Porchetta

December 5, 2018

Porchetta

 

Porchetta

Porchetta, first made in central Italy, traditionally roasted the entire deboned pig over an open spit. If you’re not up for that, essentially, you want to cover the loin with the belly; cook it so that the pork belly is crackly crisp and delicious while the loin is tender and moist. 

Son and Chef "thejobert" recently made Porchetta with 6 lb of loin (pork chop without the bone) and 5.5 pounds of pork belly. It will feed a crowd, so invite lots of people. Order the pork loin and pork belly from a butcher to suit the size of your crowd. The butcher will cut and tie the loin and belly; and score the pork belly if you ask them to. J-Bert scored the belly after brining. This produces the cracking crisp exterior Porchetta is famous for. 
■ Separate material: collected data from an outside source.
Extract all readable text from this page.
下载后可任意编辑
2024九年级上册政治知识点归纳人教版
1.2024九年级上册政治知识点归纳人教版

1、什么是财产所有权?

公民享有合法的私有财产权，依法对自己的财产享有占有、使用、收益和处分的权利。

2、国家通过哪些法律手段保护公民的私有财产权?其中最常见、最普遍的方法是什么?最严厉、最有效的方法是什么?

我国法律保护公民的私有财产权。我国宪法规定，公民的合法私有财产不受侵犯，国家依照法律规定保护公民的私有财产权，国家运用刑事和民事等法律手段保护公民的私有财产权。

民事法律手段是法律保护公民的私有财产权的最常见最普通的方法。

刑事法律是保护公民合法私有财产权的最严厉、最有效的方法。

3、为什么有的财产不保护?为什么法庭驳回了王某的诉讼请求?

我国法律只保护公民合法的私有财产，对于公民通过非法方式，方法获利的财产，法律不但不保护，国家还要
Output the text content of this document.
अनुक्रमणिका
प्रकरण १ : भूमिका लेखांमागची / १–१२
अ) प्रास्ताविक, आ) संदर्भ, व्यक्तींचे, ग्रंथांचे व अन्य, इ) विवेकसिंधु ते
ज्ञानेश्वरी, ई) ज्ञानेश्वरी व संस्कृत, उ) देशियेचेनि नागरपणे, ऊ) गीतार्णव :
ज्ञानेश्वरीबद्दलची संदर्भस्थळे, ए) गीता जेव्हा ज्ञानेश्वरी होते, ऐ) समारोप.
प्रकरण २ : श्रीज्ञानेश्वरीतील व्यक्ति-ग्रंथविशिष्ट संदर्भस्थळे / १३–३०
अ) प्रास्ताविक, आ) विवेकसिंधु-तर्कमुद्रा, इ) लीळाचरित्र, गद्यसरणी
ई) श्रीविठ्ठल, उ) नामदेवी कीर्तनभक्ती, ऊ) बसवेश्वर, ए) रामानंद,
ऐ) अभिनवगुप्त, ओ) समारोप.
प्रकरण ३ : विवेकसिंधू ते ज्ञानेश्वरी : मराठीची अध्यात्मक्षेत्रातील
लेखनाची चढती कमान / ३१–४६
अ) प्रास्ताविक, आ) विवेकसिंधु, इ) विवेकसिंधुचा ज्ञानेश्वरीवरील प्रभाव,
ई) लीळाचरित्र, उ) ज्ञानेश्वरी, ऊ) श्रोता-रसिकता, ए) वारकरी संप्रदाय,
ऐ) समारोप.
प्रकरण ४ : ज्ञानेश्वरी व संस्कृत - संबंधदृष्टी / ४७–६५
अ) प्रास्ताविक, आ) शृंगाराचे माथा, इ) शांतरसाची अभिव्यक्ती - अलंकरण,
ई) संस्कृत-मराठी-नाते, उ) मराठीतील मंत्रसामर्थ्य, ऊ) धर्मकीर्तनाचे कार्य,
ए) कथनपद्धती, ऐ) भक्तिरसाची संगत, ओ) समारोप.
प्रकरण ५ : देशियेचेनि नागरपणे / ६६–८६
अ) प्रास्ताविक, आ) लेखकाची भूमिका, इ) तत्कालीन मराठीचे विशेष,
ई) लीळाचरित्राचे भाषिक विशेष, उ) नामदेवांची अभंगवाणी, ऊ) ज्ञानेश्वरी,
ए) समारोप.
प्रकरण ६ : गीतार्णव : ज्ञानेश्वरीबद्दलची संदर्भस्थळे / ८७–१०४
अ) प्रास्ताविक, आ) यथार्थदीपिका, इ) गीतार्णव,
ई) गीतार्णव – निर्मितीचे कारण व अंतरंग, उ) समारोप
Porchetta is a process and so worth it, whether serving for a dinner crowd and/or open house the next day. We served the Porchetta with Chimichurri, sliders and various salads. Day 1: Porchetta Brine Day 2: Air Dry Day 3: Cook

Course Main Course
Cuisine Italian
Keyword Pork Belly, Pork Loin

Ingredients

  • 6 lbs Pork Loin
  • 5.5 lb Pork Belly
  • 14 -16 Fresh Sage leaves
  • 3 Garlic cloves
  • Orange juice from half an orange and zest from the whole orange
  • Generous amount of Black Pepper

Instructions

  1. Remove pork from refrigerator 2 hours prior to cooking.
  2. Generously pepper the underside of the pork belly and inside butterflied loin. Massage orange zest and juice from half an orange into the underside of the pork belly and inside the butterflied loin. Micro plane 3 garlic cloves, over the orange juice and zest. Next place a sage leaf every 2 inches along underside of pork belly and in butterflied section. Tie loin and belly back together.
  3. Cook skin side up at 320 degrees until internal temperature reaches 160 (about 3 hours). Increase heat to 500 until internal temperature reaches 180 (15 – 20 minutes) and skin puffs. Rest half an hour before slicing and serving.